Main code in main.ipynb, using python==3.6.9, Ubuntu 18.04.6 LTS Chinese README.md
Dependent packages.
- matplotlib == 3.3.4
- tensorflow == 2.6.2
- scikit-learn == 0.24.2
- numpy == 1.19.5
- tqdm == 4.62.3
- opencv-python == 4.5.4.58
The MNIST dataset contains only 0~9 10-digit images.
We also need to prepare datasets for the quadratic operators +, -, ×, ÷ and (, ). The collected extended datasets are sorted, and each folder holds all the data for a symbol. The extended dataset is located in models/cfs.tar.xz
and can be used after unpacking, and contains 33895 images in 6 folders.
A CNN is used for prediction, and the model structure is shown as follows.
Model: "sequential_1"
_________________________________________________________________
Layer (type) Output Shape Param ##
=================================================================
conv2d (Conv2D) (None, 26, 26, 28) 280
_________________________________________________________________
conv2d_1 (Conv2D) (None, 24, 24, 28) 7084
_________________________________________________________________
conv2d_2 (Conv2D) (None, 22, 22, 28) 7084
_________________________________________________________________
max_pooling2d (MaxPooling2D) (None, 11, 11, 28) 0
_________________________________________________________________
flatten (Flatten) (None, 3388) 0
_________________________________________________________________
dense (Dense) (None, 256) 867584
_________________________________________________________________
dense_1 (Dense) (None, 16) 4112
=================================================================
Total params: 886,144
Trainable params: 886,144
Non-trainable params: 0
_________________________________________________________________
We wrote an equation as follows.
For the image above, we need to effectively identify each symbol. K-MEANS is a popular clustering algorithm that is simple, fast and easy to implement. But this algorithm is not suitable for our scenario, because K-MEANS needs to determine in advance how many classes to divide, this is not very good implementation and judgment. (But it is not impossible)
To solve this problem we can use the DBSCAN (Density-Based Spatial Clustering of Applications with Noise) algorithm, which is a well-known density-based clustering algorithm. Because our handwritten characters, the local part of the strokes are dense; and the characters are relatively sparse from character to character, so this algorithm can be used.
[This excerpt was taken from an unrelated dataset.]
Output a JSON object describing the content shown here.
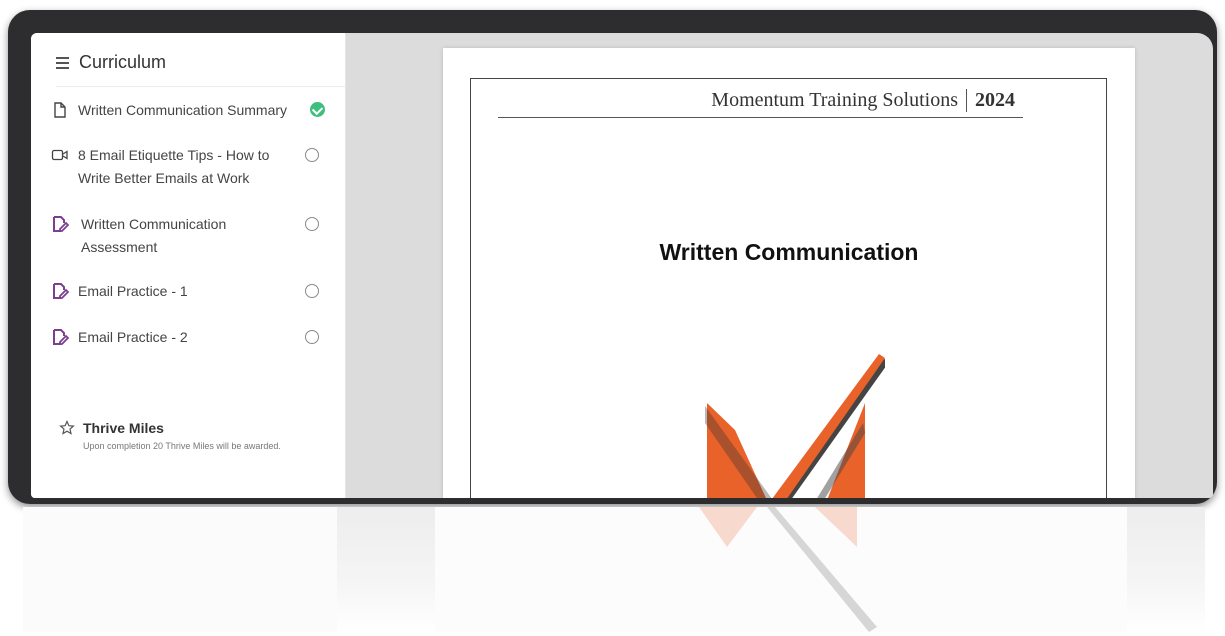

The sorting still works well. Then we need to extract each recognized symbol and process it into a 28*28 size image for easy input to our model. The result of the split image is as follows.
( | 9 | + | 2 | ) | × | 3 |
---|---|---|---|---|---|---|
We input each segmented image into the model for prediction, and we label the predicted symbol class, the predicted probability, and the position of the symbol in the original image, resulting in
We generally evaluate by postfixing expressions (inverse Polish expressions) because it is much simpler to evaluate a postfix expression than to evaluate a midfix expression directly. The middlefix expression not only relies on operator precedence, but also has to deal with parentheses, while the operator precedence is already taken into account in the suffix expression and there are no parentheses. There are two main steps.
- converting a midfix expression to a suffix expression
- evaluating the suffix expression
Using a Stack (which holds the operator) and an Output, read in the middling expression from left to right.
- If the character is an operand, add it to Output.
- If the character is an operator, pop the operator from the stack into Output until you encounter a left bracket or an operator with lower priority (and do not pop it). This operator is then pushed onto the stack.
- If the character is a left bracket, it goes on the stack for no reason.
- If the character is a right bracket, the operator is popped off the stack into Output until a left bracket is encountered. (The left bracket is only popped, not put into the output string)
- After the midfix expression is read, if the stack is not empty, pop all operators from the stack and add them to Output.
Using a stack, read in the suffix expression from left to right.
- If the character is an operand, press it onto the stack.
- If the character is an operand, pop two operands from the stack, perform the corresponding operation, and press the result onto the stack. (If two operands cannot be popped in succession, the expression is incorrect)
- When the expression is scanned, the stack holds the final computation result.
Although deep learning models have good prediction results, their internal prediction principles are often difficult to explain and are often seen as black box models. We use a masking approach to quantify the decision basis of the model. The basic idea is that if changing the value of an input feature increases the error of the model output, the feature is considered important because the model relies on it to perform predictions. Conversely, if changing the value of the feature increases the error of the model output by a small amount (or by essentially the same amount as the original result), then the feature is not important and the model does not rely on it.
We choose the symbol "9" for the interpretive calculation, the results of which are shown below.
The predicted contribution (importance) of each pixel is visualized on the original image, with a total of 28*28 contribution values. The larger the value, the larger the size of the dots and the heavier the color.